Abstract
We have previously shown that visual search performance is well predicted by peripheral discriminability between patches containing multiple distractors and those containing distractors plus a target (Rosenholtz et al, in submission), which in turn is well predicted by a model in which the representation in peripheral vision consists of a rich set of summary statistics (Rosenholtz et al, in submission, and VSS 2009). Furthermore, we have developed an Ideal Saccadic Targeter model (saccades are made to the most likely target given the observations) to quantitatively predict mean number of fixations to find a target (Rosenholtz et al, VSS 2010).
In this study, we examine four possible sources of inefficiency in human searchers relative to the ideal observer. (1) Memory. We compared the performance of the model with memory of the past k fixations against that of a memoryless model. (2) Location Uncertainty.

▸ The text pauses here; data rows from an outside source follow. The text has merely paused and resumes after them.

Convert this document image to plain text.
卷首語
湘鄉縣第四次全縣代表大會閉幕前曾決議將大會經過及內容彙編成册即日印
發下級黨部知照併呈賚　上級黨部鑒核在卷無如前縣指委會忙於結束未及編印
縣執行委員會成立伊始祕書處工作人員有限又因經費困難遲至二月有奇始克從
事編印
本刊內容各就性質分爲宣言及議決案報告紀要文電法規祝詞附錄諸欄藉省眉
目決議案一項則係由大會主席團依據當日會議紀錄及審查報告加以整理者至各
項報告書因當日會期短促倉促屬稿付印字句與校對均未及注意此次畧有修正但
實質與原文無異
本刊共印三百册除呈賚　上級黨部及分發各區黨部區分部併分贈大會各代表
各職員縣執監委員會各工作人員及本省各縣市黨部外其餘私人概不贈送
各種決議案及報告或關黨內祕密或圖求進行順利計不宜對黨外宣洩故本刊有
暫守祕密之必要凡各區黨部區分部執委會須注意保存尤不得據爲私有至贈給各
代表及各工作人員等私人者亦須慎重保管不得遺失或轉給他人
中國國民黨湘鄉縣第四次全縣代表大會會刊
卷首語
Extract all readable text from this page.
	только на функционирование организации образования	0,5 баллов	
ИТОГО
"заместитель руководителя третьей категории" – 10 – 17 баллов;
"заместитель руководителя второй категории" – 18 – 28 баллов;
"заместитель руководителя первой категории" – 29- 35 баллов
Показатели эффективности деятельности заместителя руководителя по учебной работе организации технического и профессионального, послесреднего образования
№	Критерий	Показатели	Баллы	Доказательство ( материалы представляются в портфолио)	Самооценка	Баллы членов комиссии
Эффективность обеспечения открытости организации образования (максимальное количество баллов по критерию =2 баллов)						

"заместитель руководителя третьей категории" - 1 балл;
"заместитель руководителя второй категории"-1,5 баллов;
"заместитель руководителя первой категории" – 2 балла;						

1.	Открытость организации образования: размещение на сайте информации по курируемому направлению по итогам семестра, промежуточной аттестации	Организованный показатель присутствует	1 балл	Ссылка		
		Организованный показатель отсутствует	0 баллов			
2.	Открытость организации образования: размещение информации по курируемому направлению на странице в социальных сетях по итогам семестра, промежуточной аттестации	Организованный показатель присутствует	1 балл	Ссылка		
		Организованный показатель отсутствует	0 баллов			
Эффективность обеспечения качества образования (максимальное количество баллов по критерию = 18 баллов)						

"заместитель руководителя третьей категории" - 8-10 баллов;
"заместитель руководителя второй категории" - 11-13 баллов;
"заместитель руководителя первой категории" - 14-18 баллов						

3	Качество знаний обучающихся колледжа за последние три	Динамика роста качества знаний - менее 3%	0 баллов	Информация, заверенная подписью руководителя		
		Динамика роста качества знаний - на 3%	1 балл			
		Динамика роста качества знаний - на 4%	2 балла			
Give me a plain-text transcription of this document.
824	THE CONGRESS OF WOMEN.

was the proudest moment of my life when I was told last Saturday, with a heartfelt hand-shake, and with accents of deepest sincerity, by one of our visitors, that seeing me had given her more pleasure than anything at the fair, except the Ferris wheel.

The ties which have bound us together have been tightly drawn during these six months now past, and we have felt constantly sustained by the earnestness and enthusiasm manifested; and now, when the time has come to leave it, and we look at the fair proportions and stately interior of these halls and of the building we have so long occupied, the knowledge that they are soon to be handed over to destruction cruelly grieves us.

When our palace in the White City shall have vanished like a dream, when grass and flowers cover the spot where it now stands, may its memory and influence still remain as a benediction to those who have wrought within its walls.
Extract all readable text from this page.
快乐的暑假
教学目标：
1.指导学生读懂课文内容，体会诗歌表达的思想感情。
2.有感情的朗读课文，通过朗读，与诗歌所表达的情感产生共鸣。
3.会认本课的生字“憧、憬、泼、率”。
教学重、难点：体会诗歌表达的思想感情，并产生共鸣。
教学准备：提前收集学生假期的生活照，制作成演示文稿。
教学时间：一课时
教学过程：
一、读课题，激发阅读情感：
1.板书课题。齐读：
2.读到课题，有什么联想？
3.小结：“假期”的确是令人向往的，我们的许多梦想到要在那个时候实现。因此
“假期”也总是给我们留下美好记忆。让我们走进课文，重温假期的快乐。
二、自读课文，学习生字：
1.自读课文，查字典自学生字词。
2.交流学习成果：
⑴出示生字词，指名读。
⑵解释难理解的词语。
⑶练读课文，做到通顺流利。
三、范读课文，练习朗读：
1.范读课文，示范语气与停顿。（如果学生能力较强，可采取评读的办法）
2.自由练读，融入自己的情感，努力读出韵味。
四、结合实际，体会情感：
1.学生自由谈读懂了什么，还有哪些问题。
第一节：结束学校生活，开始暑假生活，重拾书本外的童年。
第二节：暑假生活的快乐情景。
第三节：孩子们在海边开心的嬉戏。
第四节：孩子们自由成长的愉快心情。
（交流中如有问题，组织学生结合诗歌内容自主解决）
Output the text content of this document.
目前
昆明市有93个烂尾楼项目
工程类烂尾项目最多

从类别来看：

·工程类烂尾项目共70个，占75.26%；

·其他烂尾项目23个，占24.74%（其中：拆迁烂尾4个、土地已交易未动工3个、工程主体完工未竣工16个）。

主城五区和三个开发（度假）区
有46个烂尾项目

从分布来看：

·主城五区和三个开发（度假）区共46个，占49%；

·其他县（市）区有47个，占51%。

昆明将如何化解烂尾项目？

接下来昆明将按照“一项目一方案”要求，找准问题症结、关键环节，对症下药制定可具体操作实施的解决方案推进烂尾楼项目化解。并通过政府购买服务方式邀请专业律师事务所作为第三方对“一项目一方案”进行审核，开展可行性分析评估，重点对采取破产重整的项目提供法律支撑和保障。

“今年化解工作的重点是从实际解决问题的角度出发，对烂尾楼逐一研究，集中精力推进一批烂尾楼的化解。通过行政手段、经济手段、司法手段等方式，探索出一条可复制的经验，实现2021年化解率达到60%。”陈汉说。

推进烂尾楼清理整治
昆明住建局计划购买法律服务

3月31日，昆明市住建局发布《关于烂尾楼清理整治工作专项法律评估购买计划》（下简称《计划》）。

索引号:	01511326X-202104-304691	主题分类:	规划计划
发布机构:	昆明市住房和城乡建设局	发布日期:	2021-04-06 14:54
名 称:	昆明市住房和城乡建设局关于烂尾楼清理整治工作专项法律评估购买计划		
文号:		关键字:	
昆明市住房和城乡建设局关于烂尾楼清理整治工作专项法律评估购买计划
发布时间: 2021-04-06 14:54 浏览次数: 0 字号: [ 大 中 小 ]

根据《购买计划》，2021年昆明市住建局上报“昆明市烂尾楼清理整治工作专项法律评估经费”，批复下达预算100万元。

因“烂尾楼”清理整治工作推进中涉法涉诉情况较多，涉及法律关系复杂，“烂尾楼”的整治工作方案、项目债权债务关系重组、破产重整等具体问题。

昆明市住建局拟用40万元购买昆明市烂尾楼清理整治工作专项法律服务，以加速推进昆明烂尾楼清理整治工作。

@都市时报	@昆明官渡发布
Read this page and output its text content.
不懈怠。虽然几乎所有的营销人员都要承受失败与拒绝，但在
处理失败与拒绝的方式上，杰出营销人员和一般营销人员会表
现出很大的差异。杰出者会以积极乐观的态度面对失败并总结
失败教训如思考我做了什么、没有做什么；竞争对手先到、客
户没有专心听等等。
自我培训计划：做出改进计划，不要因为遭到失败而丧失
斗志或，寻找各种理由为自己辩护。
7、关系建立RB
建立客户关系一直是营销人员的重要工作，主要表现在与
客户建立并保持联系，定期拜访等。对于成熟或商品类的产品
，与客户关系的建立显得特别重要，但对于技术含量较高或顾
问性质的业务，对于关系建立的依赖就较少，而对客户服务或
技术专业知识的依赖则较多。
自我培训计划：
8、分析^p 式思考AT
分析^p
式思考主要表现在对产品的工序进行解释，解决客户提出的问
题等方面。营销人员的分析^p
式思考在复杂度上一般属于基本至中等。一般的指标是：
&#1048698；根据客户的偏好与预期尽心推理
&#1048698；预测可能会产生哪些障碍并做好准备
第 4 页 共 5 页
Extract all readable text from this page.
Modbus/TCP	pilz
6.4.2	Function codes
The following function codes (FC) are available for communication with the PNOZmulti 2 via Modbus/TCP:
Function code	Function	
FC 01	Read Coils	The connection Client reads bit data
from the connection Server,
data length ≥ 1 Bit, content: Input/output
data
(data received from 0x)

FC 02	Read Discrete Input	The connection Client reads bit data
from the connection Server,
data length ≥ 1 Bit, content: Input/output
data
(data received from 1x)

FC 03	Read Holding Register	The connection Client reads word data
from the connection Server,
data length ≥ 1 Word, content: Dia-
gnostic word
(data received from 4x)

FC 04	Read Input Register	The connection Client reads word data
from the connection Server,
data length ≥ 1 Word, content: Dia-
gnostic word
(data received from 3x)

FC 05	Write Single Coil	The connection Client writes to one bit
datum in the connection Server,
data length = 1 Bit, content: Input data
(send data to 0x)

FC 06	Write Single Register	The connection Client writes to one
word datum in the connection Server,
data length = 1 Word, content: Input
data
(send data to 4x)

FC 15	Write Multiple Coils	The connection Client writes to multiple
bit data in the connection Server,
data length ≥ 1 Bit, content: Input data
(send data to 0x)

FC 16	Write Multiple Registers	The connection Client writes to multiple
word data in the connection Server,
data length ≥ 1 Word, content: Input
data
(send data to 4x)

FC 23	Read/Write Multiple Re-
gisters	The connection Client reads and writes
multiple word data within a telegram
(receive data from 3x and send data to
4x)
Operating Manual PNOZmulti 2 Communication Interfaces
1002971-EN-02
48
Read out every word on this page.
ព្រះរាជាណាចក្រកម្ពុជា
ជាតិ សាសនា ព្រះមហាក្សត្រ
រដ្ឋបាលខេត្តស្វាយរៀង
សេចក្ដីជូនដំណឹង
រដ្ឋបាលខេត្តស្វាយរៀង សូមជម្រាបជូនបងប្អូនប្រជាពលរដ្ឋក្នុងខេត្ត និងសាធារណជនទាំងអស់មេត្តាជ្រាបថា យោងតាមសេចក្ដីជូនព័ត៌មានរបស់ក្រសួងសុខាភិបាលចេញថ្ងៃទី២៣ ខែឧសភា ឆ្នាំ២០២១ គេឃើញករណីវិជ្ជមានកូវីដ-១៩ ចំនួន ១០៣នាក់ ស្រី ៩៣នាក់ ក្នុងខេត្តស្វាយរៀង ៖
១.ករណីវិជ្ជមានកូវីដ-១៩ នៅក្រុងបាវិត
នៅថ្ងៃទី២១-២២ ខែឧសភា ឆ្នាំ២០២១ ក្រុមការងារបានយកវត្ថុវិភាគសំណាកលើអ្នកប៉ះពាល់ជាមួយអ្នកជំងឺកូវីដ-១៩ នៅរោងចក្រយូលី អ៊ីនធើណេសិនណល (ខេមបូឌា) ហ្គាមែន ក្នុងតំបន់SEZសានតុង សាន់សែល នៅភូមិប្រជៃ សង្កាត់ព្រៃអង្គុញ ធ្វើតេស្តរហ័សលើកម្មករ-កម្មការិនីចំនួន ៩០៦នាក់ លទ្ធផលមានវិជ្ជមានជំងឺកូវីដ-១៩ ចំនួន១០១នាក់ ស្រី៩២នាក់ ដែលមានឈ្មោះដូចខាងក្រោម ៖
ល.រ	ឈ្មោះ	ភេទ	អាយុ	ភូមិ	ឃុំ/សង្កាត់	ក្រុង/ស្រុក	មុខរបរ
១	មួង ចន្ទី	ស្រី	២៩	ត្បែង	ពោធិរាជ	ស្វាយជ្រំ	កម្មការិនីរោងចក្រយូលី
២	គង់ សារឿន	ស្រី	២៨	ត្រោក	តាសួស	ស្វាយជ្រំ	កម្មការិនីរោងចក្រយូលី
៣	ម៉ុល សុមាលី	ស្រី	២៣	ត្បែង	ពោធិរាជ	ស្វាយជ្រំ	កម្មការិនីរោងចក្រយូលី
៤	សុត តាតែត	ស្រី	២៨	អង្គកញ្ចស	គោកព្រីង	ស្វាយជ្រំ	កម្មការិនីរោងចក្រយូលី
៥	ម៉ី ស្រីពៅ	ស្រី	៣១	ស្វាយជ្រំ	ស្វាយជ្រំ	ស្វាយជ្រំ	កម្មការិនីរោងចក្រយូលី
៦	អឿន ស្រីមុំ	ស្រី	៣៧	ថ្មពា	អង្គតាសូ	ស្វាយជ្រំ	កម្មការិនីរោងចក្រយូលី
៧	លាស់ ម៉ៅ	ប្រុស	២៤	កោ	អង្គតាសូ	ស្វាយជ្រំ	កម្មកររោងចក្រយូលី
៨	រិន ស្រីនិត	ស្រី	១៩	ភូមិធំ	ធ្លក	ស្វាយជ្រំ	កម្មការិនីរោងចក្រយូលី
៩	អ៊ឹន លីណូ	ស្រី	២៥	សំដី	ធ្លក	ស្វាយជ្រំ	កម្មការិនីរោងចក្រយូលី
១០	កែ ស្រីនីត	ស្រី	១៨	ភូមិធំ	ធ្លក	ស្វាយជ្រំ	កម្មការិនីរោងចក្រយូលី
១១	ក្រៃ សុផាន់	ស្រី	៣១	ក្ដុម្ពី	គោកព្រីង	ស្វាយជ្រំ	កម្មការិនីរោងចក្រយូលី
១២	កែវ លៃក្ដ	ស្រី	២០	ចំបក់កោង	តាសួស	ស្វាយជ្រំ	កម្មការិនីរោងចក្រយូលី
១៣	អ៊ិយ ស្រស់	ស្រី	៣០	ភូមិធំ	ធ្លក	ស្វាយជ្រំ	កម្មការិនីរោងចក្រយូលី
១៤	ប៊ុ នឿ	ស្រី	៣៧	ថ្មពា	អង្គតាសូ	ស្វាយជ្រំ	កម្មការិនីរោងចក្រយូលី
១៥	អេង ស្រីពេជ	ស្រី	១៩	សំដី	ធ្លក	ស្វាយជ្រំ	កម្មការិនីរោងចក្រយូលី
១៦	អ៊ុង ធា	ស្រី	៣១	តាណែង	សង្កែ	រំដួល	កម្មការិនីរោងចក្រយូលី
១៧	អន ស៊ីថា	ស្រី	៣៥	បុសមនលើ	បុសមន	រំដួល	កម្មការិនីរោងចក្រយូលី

We introduced location uncertainty by removing direct information about item location, so the model has to infer possible target locations from observations. The model has found the target if it fixates within one degree of it. (3) Saccade Length. Because humans prefer to saccade smaller distances (Zelinsky, 2008), we tested three ways of imposing this inefficiency: (a) strictly limiting saccade length, (b) having the model make intermediate saccades to a desired fixation point beyond a saccade limit, and (c) imposing a cost which depends on saccade length. (4) Ideal Decision Rule. We investigated the difference in search efficiency when using the optimal (maximum-a-posteriori) target location as opposed to picking the location with the highest targetness observation.
Whether and how much memory was required depended on how saccade limitations were imposed. In general, the interaction between inefficiencies are complex. We show how the model predictions varies with these inefficiencies, and what sets of parameters best match observed human subject performances.